WO2004070701A3 - Linguistic prosodic model-based text to speech

Info

Publication number: WO2004070701A3
Application number: PCT/US2004/002503
Authority: WO
Inventors: Michael Stuart Phillips; Daniel Stuart Faulkner; Marek Andrzej Przezdziecki
Original assignee: Scansoft Inc; Michael Stuart Phillips; Daniel Stuart Faulkner; Marek Andrzej Przezdziecki
Priority date: 2003-01-31
Filing date: 2004-01-29
Publication date: 2005-06-02
Also published as: US6961704B1; WO2004070701A2

Abstract

An arrangement is provided for text to speech processing based on linguistic prosodic models. Linguistic prosodic models (250) are established to characterize different linguistic prosodic characteristics.

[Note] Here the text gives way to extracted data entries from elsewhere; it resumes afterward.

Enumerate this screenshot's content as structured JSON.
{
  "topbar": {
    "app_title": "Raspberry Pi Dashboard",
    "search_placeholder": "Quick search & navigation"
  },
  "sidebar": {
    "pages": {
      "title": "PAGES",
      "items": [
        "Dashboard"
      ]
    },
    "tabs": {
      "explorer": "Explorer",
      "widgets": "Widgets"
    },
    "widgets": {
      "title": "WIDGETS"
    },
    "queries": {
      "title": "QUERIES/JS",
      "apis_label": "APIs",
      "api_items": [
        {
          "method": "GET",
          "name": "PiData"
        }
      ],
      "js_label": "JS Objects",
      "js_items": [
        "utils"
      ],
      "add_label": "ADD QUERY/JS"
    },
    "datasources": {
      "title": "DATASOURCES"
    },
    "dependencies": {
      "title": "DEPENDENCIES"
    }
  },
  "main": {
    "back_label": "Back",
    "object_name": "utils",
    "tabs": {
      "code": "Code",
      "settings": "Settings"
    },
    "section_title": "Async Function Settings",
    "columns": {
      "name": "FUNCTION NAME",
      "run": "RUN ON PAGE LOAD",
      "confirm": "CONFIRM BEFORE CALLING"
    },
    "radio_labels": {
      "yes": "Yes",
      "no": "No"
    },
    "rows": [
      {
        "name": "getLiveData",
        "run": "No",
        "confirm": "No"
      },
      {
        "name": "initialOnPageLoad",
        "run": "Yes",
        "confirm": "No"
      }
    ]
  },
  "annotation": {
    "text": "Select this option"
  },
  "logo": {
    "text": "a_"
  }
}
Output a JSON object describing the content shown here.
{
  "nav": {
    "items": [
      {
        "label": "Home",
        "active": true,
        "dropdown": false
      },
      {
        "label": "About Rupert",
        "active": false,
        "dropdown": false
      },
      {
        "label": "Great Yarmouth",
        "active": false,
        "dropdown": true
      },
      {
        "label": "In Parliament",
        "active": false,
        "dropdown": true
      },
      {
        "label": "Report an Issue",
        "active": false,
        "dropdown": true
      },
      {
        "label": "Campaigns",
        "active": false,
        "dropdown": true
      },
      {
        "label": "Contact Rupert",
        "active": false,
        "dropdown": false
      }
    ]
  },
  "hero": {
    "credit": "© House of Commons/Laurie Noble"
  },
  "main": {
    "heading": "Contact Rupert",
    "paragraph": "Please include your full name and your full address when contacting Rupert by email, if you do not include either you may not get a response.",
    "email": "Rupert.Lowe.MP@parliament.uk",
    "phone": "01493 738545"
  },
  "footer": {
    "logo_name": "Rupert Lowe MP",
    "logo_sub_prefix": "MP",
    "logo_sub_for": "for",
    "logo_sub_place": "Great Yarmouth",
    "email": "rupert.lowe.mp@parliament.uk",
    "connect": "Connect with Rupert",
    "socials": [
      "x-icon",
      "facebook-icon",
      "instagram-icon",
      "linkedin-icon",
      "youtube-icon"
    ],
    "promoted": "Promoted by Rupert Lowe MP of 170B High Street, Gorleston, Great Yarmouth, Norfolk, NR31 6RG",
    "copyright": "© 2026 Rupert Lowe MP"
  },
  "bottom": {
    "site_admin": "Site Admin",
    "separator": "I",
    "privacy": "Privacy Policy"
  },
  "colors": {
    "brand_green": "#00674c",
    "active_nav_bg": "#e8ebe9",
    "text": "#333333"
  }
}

When an input (205) text is received, a target unit sequence (230) is generated with a linguistic target (230) that annotates target unit in the target unit sequence (230) with a plurality of linguistic prosodic characteristics so that speech synthesized (275) in accordance with the target unit sequence (230) and the linguistic target (230) has certain desired prosodic properties. A unit sequence (265) is selected in accordance with the target unit sequence (230) and the linguistic target (230) based on joint cost information (420, 430, 440) evaluated using established linguistic prosodic models (250). The selected unit sequence (265) is used to produce synthesized speech (275) corresponding to the input text (205).